Yesterday I gave a public lecture at Bar Ilan University, by Tel Aviv, about Muslims in Europe and what that means for Israel. After the talk something very strange and very remarkable happened.
First the background. Speak with conservative Israelis or Americans about Europe, and chances are pretty good that even well-traveled and intelligent observers will volunteer the view that Europe’s overly harsh criticism of Israel is triggered by the growing influence of Muslims on the old continent. More Muslims in Europe, they think, mean more political problems for Israel.
Setting the record straight was easy, I thought. And Bar Ilan University, with its center-right audience, was the right place to do it. So: first, there’s no “flood” of Muslims in Europe — even in 40 years, believe it or not, there will be fewer Muslims in Europe than Hispanics in the U.S. today. They have neither a common language, nor common origin, not even a common goal. And most things they actually have in common make them politically weak, not strong: low labour market participation; lower-than-average education and social mobility; few competent leaders in business, culture, academia, and politics; poor organization and community leadership; little belief that they can affect change; and internal fissures and disagreements. Two things should be noted: all this is not good for European countries, but bad — and, as usual, if you zoom into a higher level of detail, the picture is more nuanced.
So what does all that have to do with Israel? Well, I argued, when it comes to foreign policy, British and German and French and Italian elites matter, not a relatively small number of scattered and disenfranchised immigrants — politicians, diplomats, and opinion leaders count.
And here it gets interesting.
Consider the context. In these days, the favorite shtick of center and right-of-center pundits and commentators in Israel is “delegitimization.” The left, particularly in Europe but also in the U.S. and elsewhere, is systematically undermining Israel’s legitimacy, as they see it. There is, by now, a seemingly endless supply of workshops and reports and talks that outline a shrewd EU-funded conspiracy of crippling boycotts and wicked distortions targeted against the hapless Jewish State. It can be quite shrill.
(I’d like to make sure I don’t appear unbalanced here: if you speak with experts in the Israeli security establishment about the country’s concrete problems with political violence — which I did extensively during the year I was in Jerusalem — you get an analysis that is much more down-to-earth, more pragmatic, and more nuanced. And highly professional and quite inspiring.)
So I concluded my lecture with a one-two-three-punch:
One — Those pesky Europeans, I said, actually have a “vision” of how to solve the conflict, although you might not think it’s realistic (neither do I, by the way; the two state “solution” is unlikely to solve the conflict, it would only change its form).
Two — Israel’s most extreme local enemies and the global jihadis have a “vision” for how to conclude the Israeli-Palestinian conflict, and we all don’t like that one.
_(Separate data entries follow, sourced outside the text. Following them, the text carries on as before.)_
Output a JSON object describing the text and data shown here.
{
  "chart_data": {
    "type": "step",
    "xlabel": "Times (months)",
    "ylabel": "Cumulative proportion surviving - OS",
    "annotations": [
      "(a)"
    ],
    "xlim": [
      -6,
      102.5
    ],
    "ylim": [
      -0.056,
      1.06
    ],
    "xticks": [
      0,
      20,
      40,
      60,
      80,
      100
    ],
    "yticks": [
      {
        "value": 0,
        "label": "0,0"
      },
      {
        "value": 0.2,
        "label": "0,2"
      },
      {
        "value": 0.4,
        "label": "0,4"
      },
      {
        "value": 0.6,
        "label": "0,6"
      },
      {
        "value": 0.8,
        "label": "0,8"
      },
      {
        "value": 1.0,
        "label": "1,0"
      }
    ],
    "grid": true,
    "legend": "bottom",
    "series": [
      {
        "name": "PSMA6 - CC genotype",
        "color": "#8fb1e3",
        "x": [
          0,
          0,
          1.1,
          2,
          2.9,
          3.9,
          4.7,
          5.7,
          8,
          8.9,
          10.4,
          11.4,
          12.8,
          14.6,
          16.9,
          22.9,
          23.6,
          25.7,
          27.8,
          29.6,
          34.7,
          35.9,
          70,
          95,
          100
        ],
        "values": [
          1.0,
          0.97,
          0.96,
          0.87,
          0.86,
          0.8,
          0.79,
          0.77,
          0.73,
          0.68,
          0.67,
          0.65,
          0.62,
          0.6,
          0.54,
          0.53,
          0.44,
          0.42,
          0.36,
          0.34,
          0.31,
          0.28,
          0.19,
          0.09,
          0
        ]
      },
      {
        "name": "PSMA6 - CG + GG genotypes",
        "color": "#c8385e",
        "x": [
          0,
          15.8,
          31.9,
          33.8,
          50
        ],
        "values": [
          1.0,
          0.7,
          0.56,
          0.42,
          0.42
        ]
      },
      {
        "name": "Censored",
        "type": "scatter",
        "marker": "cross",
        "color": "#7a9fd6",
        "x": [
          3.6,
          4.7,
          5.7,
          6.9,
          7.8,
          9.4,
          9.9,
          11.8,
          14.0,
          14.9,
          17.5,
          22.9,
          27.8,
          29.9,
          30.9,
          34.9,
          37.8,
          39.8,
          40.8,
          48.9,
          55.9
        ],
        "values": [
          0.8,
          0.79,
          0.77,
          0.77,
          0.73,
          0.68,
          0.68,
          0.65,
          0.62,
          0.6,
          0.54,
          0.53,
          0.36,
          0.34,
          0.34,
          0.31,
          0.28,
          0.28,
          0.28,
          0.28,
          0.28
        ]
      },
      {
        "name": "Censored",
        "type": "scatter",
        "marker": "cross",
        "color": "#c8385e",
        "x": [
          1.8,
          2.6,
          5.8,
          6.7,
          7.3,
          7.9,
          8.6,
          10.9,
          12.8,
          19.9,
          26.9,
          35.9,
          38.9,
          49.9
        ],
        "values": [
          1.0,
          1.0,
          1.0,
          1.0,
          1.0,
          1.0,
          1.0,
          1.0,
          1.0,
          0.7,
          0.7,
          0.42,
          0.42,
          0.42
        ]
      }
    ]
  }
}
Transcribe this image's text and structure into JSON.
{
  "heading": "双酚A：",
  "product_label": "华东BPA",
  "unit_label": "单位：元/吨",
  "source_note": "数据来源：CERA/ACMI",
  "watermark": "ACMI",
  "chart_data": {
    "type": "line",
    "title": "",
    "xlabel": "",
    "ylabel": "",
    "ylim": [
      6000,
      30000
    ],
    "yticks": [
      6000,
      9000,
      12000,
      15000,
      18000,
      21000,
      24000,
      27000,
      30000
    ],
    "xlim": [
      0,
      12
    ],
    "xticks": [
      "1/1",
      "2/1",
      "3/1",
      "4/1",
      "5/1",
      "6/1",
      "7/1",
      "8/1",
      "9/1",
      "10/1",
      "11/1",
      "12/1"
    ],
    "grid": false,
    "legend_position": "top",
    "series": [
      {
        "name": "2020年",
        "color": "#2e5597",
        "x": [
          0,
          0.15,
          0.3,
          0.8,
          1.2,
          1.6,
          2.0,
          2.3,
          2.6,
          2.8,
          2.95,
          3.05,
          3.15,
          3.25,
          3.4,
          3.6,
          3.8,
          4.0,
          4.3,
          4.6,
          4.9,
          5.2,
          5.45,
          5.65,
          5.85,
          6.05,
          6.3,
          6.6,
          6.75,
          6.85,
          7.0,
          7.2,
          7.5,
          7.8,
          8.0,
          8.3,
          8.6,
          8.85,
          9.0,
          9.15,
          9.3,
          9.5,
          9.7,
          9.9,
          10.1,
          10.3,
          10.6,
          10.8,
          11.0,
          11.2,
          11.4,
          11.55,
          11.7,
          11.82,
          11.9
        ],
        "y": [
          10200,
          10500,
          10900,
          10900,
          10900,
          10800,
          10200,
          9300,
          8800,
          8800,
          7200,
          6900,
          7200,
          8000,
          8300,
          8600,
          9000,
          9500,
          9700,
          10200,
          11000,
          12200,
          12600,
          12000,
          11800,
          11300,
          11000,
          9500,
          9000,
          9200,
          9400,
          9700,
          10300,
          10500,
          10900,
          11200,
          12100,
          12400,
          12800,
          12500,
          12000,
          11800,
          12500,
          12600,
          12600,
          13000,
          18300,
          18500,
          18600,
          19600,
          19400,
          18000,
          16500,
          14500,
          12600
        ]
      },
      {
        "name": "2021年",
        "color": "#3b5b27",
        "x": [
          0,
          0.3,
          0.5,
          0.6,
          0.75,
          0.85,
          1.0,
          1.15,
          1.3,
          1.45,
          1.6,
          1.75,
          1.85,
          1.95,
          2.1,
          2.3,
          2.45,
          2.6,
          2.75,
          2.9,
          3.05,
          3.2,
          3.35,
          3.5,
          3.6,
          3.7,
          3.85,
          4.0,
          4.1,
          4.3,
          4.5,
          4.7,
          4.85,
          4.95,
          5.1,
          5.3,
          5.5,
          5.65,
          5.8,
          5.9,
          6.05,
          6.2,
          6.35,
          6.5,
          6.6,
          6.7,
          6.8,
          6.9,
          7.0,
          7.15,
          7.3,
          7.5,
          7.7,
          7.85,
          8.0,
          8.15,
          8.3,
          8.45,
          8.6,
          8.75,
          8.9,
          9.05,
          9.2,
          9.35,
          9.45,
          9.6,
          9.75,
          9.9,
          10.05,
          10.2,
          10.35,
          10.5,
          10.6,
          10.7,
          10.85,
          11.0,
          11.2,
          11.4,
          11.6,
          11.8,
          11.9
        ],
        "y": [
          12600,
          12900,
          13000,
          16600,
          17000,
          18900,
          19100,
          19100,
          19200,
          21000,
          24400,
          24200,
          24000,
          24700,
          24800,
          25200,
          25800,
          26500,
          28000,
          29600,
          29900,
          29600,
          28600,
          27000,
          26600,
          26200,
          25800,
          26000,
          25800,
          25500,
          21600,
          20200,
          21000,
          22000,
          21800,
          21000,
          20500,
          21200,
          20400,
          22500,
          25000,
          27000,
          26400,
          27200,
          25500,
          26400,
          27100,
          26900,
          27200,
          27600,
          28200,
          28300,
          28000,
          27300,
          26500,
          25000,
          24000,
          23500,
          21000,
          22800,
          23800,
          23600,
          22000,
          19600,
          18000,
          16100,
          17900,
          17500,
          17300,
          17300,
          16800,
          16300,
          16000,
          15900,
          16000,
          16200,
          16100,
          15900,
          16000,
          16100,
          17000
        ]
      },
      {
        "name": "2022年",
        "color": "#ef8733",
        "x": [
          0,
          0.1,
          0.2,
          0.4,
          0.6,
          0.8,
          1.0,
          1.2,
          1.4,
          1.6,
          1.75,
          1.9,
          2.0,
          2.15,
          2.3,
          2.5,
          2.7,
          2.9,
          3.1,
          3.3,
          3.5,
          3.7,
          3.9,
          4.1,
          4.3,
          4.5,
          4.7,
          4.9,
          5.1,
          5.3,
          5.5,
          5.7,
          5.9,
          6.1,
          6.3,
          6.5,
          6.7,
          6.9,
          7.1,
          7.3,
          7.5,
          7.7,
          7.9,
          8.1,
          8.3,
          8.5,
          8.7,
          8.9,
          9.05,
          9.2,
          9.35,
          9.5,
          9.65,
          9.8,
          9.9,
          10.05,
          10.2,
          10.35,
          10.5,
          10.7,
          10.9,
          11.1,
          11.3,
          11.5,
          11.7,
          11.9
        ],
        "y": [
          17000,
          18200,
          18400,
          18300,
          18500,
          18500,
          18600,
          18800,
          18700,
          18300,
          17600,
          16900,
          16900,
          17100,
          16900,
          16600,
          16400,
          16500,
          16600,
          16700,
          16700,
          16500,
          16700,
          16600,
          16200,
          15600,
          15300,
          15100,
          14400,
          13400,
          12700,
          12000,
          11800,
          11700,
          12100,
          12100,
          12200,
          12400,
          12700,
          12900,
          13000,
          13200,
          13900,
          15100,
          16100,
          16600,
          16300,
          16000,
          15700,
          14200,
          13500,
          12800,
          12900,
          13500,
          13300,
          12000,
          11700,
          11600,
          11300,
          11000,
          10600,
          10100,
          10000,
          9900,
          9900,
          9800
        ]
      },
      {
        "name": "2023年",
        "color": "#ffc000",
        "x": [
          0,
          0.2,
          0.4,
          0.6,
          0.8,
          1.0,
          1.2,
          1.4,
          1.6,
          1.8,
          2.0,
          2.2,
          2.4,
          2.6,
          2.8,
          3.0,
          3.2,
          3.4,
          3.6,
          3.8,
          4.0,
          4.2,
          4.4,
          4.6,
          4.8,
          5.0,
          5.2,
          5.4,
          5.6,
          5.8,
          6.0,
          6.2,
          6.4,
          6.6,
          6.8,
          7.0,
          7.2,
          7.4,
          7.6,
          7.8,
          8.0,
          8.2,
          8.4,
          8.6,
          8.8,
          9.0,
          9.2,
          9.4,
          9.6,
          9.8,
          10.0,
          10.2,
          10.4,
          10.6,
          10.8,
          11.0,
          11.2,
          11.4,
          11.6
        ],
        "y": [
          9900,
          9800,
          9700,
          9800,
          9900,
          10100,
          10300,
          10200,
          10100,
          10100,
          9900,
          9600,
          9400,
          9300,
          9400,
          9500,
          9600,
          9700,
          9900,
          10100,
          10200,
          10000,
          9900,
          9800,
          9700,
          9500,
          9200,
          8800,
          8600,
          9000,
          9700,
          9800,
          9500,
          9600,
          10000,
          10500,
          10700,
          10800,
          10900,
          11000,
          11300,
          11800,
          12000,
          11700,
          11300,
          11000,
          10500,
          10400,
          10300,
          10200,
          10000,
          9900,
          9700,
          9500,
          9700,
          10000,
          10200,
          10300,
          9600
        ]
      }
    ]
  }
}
Three — Visions are important. Nobody appreciates this more than Israelis. Zionism used to be an immensely appealing vision for many, and not just Jews (seen in historic context, Herzl’s famous dictum “if you will it, it is no dream” continues to be awe-inspiring.) So what is Israel’s vision for the future today? — There doesn’t seem to be one. Not for the political center. No vision for the mainstream. The only ones who seemingly have a “vision” are hard-core, right-wing settlers.
Then I pointed to what I said might be “one of Israel’s biggest risks”: imagine you’re a young and patriotic Israeli, a Zionist, and you want to make a difference, do something for the future of your country — and all you hear from the mainstream and the pundits is complaining about how much the world hates us, whining in all shades and colours — of course you get annoyed, you start looking for the cool kids, the rebels with a vision. Then you meet them: proud, relaxed, self-assured, courageous, young, a close-knit group, with an alluring blend of styles — you can be a bit of a hippie, a bit of a cowboy, with a spiritual and religious bend, grow your own organic vegetables, carry a gun tucked under the belt, ready for action. Here you go. Welcome to the Shomron. You might want to join us in our hilltop outpost.
How do you think the audience reacted? I’m not sure what I expected. Very little clapping, nonplussed looks perhaps, no questions. What happened? Loud applause, lots of questions, and more than a dozen people lined up to thank me. One woman gave me the number of her son, now a settler in the Jordan valley. I might want to get in touch with him. “Encouraging,” one man said. One young journalist, from an outlet popular among settlers, even wanted an interview. His readers, he said, would love it.
I couldn’t believe it. Again. The audience had pulled it off and did to me what I wanted to do to them: I walked out deeply confused and unsettled.